Synthesis of Ni/Cerium-Zirconium Mixed Metal Oxides Via Combustion Method for CO2 Methanation

Abstract

Methanation presents a promising strategy for CO2 utilization. However, the stability of CO2 requires the presence of an effective catalyst to overcome the kinetic barrier. Cerium-zirconium mixed metal oxides, known for their high oxygen vacancy concentration, surface basicity and nickel dispersion, serve as efficient supports in methanation reactions. In this study, a series of 20Ni/CexZr1-xO2 catalysts was synthesized using the rapid and energy-efficient solution combustion method and tested for CO2 methanation. The most promising Ce-to-Zr ratio was selected for further optimization by varying Ni content.
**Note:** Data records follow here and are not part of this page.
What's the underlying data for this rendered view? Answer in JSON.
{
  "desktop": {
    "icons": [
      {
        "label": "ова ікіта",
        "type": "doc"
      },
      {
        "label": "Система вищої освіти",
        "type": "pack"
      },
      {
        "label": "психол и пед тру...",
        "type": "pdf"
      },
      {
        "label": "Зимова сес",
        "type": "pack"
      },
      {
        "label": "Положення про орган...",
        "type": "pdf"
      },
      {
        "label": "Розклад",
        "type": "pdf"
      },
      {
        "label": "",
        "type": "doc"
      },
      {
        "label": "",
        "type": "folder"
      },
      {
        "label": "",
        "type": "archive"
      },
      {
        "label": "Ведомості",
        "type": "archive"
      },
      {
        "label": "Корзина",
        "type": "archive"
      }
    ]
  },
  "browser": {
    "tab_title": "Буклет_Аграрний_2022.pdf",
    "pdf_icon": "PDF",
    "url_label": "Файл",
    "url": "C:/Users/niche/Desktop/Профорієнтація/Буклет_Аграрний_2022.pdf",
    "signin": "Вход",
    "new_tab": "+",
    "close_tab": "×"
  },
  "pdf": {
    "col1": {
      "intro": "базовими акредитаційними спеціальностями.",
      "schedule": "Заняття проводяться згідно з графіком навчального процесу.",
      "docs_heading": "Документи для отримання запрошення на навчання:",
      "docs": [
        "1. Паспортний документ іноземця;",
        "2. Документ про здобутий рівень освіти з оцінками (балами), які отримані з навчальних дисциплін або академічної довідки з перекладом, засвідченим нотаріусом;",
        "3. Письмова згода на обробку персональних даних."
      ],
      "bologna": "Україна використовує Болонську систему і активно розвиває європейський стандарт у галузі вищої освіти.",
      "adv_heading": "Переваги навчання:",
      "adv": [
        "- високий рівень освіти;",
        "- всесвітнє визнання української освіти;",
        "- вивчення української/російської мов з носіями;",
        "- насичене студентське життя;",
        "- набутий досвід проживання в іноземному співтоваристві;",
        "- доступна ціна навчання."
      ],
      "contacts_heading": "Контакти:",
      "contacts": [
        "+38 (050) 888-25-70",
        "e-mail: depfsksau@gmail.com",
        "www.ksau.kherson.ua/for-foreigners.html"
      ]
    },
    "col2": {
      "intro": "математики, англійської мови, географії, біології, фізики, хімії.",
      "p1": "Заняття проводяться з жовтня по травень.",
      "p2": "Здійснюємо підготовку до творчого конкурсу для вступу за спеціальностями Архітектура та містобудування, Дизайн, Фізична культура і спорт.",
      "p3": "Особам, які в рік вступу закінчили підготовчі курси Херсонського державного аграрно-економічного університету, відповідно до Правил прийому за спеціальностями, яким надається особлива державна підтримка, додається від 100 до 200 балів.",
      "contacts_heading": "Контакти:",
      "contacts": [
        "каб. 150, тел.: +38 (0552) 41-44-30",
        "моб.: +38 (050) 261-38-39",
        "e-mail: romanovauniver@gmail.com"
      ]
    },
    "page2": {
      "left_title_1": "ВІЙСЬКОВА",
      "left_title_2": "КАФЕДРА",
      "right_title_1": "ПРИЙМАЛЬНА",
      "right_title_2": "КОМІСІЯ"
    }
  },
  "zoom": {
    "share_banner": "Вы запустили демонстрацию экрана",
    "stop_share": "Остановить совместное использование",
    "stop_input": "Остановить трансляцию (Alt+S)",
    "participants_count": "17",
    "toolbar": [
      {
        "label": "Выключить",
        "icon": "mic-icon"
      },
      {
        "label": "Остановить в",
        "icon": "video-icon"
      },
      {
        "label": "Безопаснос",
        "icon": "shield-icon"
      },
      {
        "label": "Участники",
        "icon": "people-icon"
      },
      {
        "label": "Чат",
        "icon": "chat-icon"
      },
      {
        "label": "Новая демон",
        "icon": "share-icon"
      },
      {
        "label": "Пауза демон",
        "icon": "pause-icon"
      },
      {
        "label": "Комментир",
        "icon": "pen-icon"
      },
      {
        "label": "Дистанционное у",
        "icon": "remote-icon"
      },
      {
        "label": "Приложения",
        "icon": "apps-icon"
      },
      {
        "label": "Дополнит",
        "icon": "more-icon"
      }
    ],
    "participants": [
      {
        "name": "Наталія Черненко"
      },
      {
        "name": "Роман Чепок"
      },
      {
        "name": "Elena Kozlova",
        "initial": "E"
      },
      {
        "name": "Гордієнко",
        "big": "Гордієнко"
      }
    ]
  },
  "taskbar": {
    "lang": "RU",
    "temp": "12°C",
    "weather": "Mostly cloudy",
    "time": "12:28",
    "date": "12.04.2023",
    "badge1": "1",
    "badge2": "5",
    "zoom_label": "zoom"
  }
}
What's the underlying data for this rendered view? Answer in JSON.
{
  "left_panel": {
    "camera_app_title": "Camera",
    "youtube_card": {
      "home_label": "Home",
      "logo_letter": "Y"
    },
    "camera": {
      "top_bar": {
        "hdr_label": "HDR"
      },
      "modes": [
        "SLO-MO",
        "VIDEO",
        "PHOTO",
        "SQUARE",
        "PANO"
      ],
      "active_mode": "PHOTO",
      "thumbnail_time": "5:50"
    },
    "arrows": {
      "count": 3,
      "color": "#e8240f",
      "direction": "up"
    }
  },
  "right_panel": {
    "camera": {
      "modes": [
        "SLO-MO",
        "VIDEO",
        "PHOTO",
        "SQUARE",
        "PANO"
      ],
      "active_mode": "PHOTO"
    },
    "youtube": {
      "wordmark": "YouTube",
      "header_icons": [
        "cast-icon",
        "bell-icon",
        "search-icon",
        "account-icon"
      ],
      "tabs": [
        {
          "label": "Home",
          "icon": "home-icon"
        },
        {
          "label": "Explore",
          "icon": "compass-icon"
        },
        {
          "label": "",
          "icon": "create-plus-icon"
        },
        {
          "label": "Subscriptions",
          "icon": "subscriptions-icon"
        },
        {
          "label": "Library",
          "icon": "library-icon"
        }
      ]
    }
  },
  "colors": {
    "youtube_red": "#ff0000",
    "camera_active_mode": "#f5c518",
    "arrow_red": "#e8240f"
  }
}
All catalysts were thoroughly characterized using X-ray diffraction (XRD), scanning electron microscopy (SEM), Brunauer-Emmett-Teller (BET) surface area analysis, and thermogravimetric analysis (TGA) to evaluate structure, morphology, textural properties, and thermal stability. Upon catalytic testing, the Ce-to-Zr ratio of 9:1 (20Ni/Ce0.9Zr0.1O2) resulted in the highest CO2 conversion of 90% with 100% methane selectivity at 325°C under GHSV=60,000 mL/g.h. Despite this, 20Ni/Ce0.75Zr0.25O2 showed low-temperature activity, attaining 74.3% conversion and 98.25% selectivity at 250 °C, while conversion in other catalysts, including 20Ni/Ce0.9Zr0.1O2, did not exceed 48% at the same temperature. Based on these findings, Ce0.75Zr0.25O2 support was selected for further optimization by varying Ni loading in xNi/Ce0.75Zr0.25O2 (x = 10, 20, 30, 40 wt%). The 40Ni/Ce0.75Zr0.25O2 catalyst exhibited the best performance, achieving 93% CO2 conversion at 300 °C. Upon reducing GHSV to 30,000 mL/g·h, conversion further improved to 95.22% at 275 °C. Additionally, the catalyst demonstrated good stability, maintaining activity over five days of continuous operation at 300 °C and a GHSV of 60,000 mL/g·h.